Os números 164 a 172 do Texto-Base da Campanha da Fraternidade 2026 introduzem o terceiro momento do método pastoral: AGIR. Depois de ver a realidade da moradia com honestidade e de iluminá-la com a Palavra de Deus e o Ensino Social da Igreja, o documento afirma que a fé cristã exige uma resposta concreta. O AGIR não é um acréscimo opcional ao caminho da Campanha, mas sua consequência natural: uma fé que não se traduz em práticas transformadoras permanece incompleta.
O Texto-Base deixa claro que o agir cristão nasce do discernimento e não do improviso. As ações propostas não são fruto de ativismo ou de ideologias, mas resposta fiel ao Evangelho e ao clamor dos pobres. Por isso, o documento insiste que toda ação deve estar enraizada na espiritualidade, na escuta da Palavra e na comunhão eclesial, evitando tanto o assistencialismo quanto a omissão.
Esses números recordam que o AGIR da Campanha da Fraternidade tem múltiplas dimensões: pessoal, comunitária, eclesial e sociopolítica. Converter-se implica rever estilos de vida, atitudes e prioridades; agir comunitariamente exige fortalecer vínculos, práticas solidárias e processos de organização; agir como Igreja pede articulação pastoral e presença profética; agir no campo sociopolítico significa defender direitos e promover o bem comum.
O Texto-Base sublinha que a moradia digna não será garantida apenas por gestos individuais de caridade, embora estes sejam necessários. Ela exige mudanças estruturais, políticas públicas eficazes e participação social organizada. Nesse sentido, o documento reafirma que a atuação sociopolítica faz parte da missão da Igreja, sem se confundir com partidarismo, mas assumindo a defesa da vida e da dignidade humana.
Outro aspecto enfatizado é o protagonismo dos pobres. O AGIR proposto pela CF 2026 não trata os pobres como objeto da ação pastoral, mas como sujeitos históricos da transformação.
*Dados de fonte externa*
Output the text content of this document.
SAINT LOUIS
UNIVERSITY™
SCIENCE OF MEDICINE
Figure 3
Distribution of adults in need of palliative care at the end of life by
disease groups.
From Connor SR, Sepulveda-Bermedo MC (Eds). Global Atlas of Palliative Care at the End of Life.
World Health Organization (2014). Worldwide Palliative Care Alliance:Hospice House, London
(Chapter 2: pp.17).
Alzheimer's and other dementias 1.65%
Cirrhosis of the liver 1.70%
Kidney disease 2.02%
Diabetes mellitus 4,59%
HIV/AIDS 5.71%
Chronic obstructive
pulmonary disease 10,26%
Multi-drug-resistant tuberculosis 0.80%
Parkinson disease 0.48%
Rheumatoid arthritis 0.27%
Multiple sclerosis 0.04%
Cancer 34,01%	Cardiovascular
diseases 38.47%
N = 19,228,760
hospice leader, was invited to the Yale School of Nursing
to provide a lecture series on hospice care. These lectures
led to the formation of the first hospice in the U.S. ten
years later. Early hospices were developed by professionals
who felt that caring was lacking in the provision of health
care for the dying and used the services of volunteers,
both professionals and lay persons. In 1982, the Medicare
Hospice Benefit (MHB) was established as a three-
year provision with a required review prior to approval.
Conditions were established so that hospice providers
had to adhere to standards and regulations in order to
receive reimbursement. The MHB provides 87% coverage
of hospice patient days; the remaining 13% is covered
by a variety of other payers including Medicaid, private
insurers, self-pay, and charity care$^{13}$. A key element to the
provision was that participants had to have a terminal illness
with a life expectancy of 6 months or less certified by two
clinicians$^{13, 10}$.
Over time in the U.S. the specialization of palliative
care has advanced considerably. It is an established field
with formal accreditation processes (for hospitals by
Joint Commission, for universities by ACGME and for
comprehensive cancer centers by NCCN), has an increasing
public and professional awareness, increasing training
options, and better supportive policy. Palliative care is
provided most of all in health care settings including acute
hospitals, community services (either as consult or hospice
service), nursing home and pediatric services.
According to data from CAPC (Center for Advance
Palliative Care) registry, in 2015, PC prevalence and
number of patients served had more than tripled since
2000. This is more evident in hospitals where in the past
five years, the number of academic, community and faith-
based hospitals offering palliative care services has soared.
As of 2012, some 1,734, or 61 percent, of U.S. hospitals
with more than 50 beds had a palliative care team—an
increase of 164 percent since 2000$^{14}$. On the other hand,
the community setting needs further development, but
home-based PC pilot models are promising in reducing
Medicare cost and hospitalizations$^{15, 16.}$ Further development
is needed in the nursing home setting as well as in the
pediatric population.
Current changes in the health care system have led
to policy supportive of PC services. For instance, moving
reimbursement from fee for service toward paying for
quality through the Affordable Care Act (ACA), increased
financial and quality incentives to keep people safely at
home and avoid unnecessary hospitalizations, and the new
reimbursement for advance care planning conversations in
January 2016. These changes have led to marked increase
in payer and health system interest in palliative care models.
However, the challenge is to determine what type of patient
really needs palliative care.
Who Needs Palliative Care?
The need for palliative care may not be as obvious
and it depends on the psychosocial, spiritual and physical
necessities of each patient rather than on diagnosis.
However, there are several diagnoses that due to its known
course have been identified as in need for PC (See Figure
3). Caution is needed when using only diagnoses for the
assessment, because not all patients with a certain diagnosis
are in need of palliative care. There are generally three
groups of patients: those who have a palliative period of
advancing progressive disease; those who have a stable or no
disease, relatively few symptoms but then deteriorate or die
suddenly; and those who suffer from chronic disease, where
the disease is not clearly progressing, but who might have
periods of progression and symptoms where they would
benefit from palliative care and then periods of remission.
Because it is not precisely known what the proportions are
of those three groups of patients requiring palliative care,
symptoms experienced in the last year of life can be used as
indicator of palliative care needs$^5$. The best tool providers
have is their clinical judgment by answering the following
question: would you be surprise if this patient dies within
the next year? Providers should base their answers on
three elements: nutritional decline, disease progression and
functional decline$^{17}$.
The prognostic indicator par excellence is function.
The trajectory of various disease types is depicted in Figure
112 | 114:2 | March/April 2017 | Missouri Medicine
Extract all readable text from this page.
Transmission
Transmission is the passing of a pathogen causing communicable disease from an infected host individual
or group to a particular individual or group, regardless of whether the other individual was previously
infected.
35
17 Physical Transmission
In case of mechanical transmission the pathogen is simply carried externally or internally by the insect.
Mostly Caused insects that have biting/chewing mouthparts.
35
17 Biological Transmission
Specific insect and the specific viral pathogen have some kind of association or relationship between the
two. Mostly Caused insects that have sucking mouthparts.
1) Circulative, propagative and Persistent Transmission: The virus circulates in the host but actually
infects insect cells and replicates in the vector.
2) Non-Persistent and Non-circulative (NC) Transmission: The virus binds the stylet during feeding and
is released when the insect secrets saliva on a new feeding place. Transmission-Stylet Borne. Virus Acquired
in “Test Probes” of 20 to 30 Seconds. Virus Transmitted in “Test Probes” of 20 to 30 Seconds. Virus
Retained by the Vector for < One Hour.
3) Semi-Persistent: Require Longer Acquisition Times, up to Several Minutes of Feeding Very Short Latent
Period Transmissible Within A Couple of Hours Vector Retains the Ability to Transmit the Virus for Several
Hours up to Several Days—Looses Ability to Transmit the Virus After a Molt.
A Igreja é chamada a caminhar com eles, escutar suas experiências, apoiar suas organizações e reconhecer nelas sinais do Reino de Deus em construção.
Os números 164 a 172 também destacam a importância do trabalho em rede. Nenhuma comunidade ou pastoral, isoladamente, é capaz de responder à complexidade da questão habitacional. O documento incentiva a articulação entre pastorais, movimentos, organismos e iniciativas da sociedade civil, fortalecendo processos coletivos e evitando ações fragmentadas.
Ao introduzir o AGIR, o Texto-Base convida as comunidades a assumirem uma postura de perseverança. As transformações no campo da moradia são lentas e exigem continuidade. Por isso, o agir cristão deve ser sustentado pela esperança, pela paciência histórica e pela fidelidade ao Evangelho, mesmo diante de resistências e frustrações.
Por fim, os números 164 a 172 afirmam que o AGIR da Campanha da Fraternidade 2026 é expressão concreta da salvação integral anunciada por Jesus. Agir em favor da moradia digna é participar da construção do Reino de Deus já na história, tornando visível a fraternidade que professamos na fé. Assim, a comunidade cristã é chamada não apenas a falar de justiça e fraternidade, mas a praticá-las como testemunho vivo do Evangelho.
Perguntas para reflexão
- Por que o AGIR não é uma etapa opcional, mas consequência necessária da fé cristã?
- Que riscos a comunidade corre quando age sem discernimento espiritual ou quando não age diante da injustiça?
- Em que aspectos nossa fé ainda permanece no discurso e não se traduz em práticas concretas?
- Quais mudanças pessoais de mentalidade e estilo de vida o tema da moradia nos pede?
- Como podemos fortalecer ações comunitárias que promovam solidariedade e organização popular?
- De que maneira a atuação sociopolítica pode ser vivida como expressão da fé e não como partidarismo?
- Como reconhecer e valorizar o protagonismo dos pobres no caminho da transformação social?
- Que parcerias e trabalhos em rede nossa comunidade pode assumir para enfrentar a questão da moradia?
- Como sustentar o compromisso a longo prazo diante das dificuldades e da lentidão das mudanças?
- O que significa, concretamente, agir em favor da moradia digna como sinal do Reino de Deus hoje?